Problems using Sum Aggregations for ML jobs

Hey,
I have been trying to use a detector that calculates the high sum of a given field, and I have the following questions:

  1. Why can't I see the single metric viewer for this job?
    The job is configured in the "advanced job" mode, and although I can see anomalies in the Anomaly Explorer, I cannot see the single metric viewer for any detectors with a sum/high-sum function.

  2. How is it possible that the model is calculating the "high_sum" of a STRING field?
    The field I am using is "bytes_to_server", and the JSON decoder is decoding it as a string instead of as an integer. While I cannot apply aggregations on this field in Kibana visualizations (as I would expect), I am able to create an ML job that finds the sum of the same field. This is just something I can't wrap my head around :sweat_smile:

(Just FYI- I've been making and viewing all my Machine Learning jobs in the Kibana UI)

Thanks!

@BenTrent will get to this question .

Cheers
Rashmi

What version of the stack are you running?
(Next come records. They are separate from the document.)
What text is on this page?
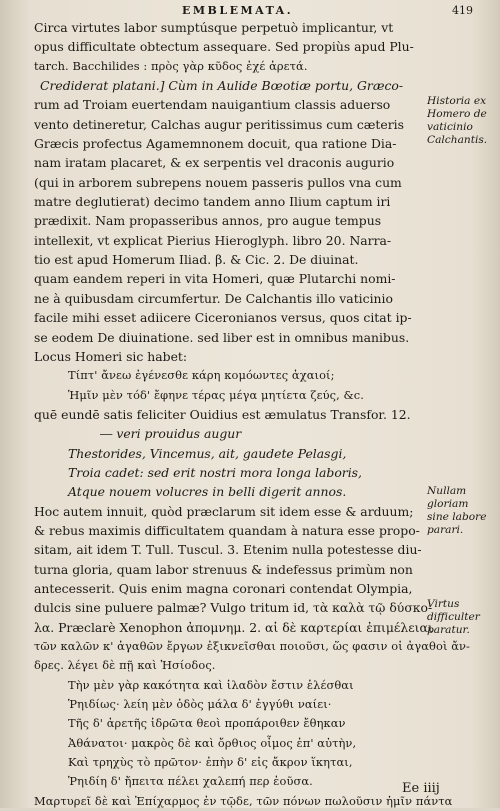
EMBLEMATA.	419
Circa virtutes labor sumptúsque perpetuò implicantur, vt
opus difficultate obtectum assequare. Sed propiùs apud Plu-
tarch. Bacchilides : πρὸς γὰρ κῦδος ἐχέ ἀρετά.
Crediderat platani.] Cùm in Aulide Bœotiæ portu, Græco-
rum ad Troiam euertendam nauigantium classis aduerso
vento detineretur, Calchas augur peritissimus cum cæteris
Græcis profectus Agamemnonem docuit, qua ratione Dia-
nam iratam placaret, & ex serpentis vel draconis augurio
(qui in arborem subrepens nouem passeris pullos vna cum
matre deglutierat) decimo tandem anno Ilium captum iri
prædixit. Nam propasseribus annos, pro augue tempus
intellexit, vt explicat Pierius Hieroglyph. libro 20. Narra-
tio est apud Homerum Iliad. β. & Cic. 2. De diuinat.
quam eandem reperi in vita Homeri, quæ Plutarchi nomi-
ne à quibusdam circumfertur. De Calchantis illo vaticinio
facile mihi esset adiicere Ciceronianos versus, quos citat ip-
se eodem De diuinatione. sed liber est in omnibus manibus.
Locus Homeri sic habet:
Τίπτ' ἄνεω ἐγένεσθε κάρη κομόωντες ἀχαιοί;
Ἡμῖν μὲν τόδ' ἔφηνε τέρας μέγα μητίετα ζεύς, &c.
quē eundē satis feliciter Ouidius est æmulatus Transfor. 12.
― veri prouidus augur
Thestorides, Vincemus, ait, gaudete Pelasgi,
Troia cadet: sed erit nostri mora longa laboris,
Atque nouem volucres in belli digerit annos.
Hoc autem innuit, quòd præclarum sit idem esse & arduum;
& rebus maximis difficultatem quandam à natura esse propo-
sitam, ait idem T. Tull. Tuscul. 3. Etenim nulla potestesse diu-
turna gloria, quam labor strenuus & indefessus primùm non
antecesserit. Quis enim magna coronari contendat Olympia,
dulcis sine puluere palmæ? Vulgo tritum id, τὰ καλὰ τῷ δύσκο-
λα. Præclarè Xenophon ἀπομνημ. 2. αἱ δὲ καρτερίαι ἐπιμέλειαι
τῶν καλῶν κ' ἀγαθῶν ἔργων ἐξικνεῖσθαι ποιοῦσι, ὥς φασιν οἱ ἀγαθοὶ ἄν-
δρες. λέγει δὲ πῇ καὶ Ἡσίοδος.
Τὴν μὲν γὰρ κακότητα καὶ ἰλαδὸν ἔστιν ἑλέσθαι
Ῥηιδίως· λείη μὲν ὁδὸς μάλα δ' ἐγγύθι ναίει·
Τῆς δ' ἀρετῆς ἱδρῶτα θεοὶ προπάροιθεν ἔθηκαν
Ἀθάνατοι· μακρὸς δὲ καὶ ὄρθιος οἶμος ἐπ' αὐτὴν,
Καὶ τρηχὺς τὸ πρῶτον· ἐπὴν δ' εἰς ἄκρον ἵκηται,
Ῥηιδίη δ' ἤπειτα πέλει χαλεπή περ ἐοῦσα.
Μαρτυρεῖ δὲ καὶ Ἐπίχαρμος ἐν τῷδε, τῶν πόνων πωλοῦσιν ἡμῖν πάντα
Historia ex Homero de vaticinio Calchantis.
Nullam gloriam sine labore parari.
Virtus difficulter paratur.
Ee iiij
Here is a job I created in the advanced job config that has multiple detectors. It also has a partition around a keyword field, but I created another one without the partition and I could see it in Single Metric Viewer. This is in 7.1.0, but this type of visualization has been supported for a while now.
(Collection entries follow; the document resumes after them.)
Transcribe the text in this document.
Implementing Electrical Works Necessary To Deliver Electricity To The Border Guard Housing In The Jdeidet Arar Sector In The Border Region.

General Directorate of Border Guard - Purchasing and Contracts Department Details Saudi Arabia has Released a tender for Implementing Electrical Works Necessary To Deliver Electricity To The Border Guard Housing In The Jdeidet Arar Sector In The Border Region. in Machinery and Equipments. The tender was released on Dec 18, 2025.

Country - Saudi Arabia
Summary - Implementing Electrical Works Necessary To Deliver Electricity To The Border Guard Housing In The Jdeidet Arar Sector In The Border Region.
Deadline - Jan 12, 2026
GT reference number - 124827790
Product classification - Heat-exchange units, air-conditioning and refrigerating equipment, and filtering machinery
As for how we are summing a "string" field: What is the mapping of the field "bytes_to_server" in the index? If the mapped type is a numeric (i.e. long, double etc.) we will end up using doc_values when we gather the data before sending it to the Machine Learning job for processing.

Example of using doc values to get the appropriate type in the JSON payload from the search.

PUT test_string
{
  "mappings": {
    "properties": {
      "long_string" :{
        "type": "long"
      }
    }
  } 
}

POST test_string/_doc
{
  "long_string": "12345"
}

GET test_string/_search
{
  "docvalue_fields": [
    {"field": "long_string"}]
}


>{
  "took" : 2,
  "timed_out" : false,
  "_shards" : {
    "total" : 1,
    "successful" : 1,
    "skipped" : 0,
    "failed" : 0
  },
  "hits" : {
    "total" : {
      "value" : 1,
      "relation" : "eq"
    },
    "max_score" : 1.0,
    "hits" : [
      {
        "_index" : "test_string",
        "_type" : "_doc",
        "_id" : "a7kXn2sBb78BhX1qpSZl",
        "_score" : 1.0,
        "_source" : {
          "long_string" : "12345"
        },
        "fields" : {
          "long_string" : [
            12345
          ]
        }
      }
    ]
  }
}

Hi Ben,
Thanks for your quick reply.

We are on version 6.7.1 of elasticsearch

I see it mapped as "keyword":
image

Also, from what I understand from the documentation (https://www.elastic.co/guide/en/elasticsearch//reference/current/doc-values.html), doc_values are used to just column-store our data, right? It wouldn't change our mappings? If so, can keywords be aggregated?

Thanks again :slight_smile:

@Aashka, you found a wonderful bug in our visualization :smiley:.

The DataFeed does NOT have to contain aggregations. I am assuming in your case, it is not using aggregations and simply scrolling through the documents. You can confirm this by looking at the data feed config definition and verifying that there are no aggregations referencing the keyword value. Once the datafeed sends the data back to the C++ process, it is casting the string into a numeric value.

The reason Single metric is not working is that the UI is attempting to aggregate the keyword, and is expecting a numeric value. I attempted this myself and found the following error in my console output.

Time series explorer - error getting metric data from elasticsearch: 
Object { statusCode: 400, error: "Bad Request", message: "[illegal_argument_exception] Expected numeric type on field [response.keyword], but got [keyword]" }

I will reach out to the ML UI team to see if we can get this error to bubble up so that users see this occur, or how we can better handle unexpected values when trying to view things through single metric viewer.

1 Like

@Aashka as Ben points out, the Single Metric Viewer is expecting the partitioning field to be a numeric type, and currently fails, without an obvious error (except in the browser console), by attempting to aggregate on a keyword field. There is currently an open issue for this.

1 Like

This topic was automatically closed 28 days after the last reply. New replies are no longer allowed.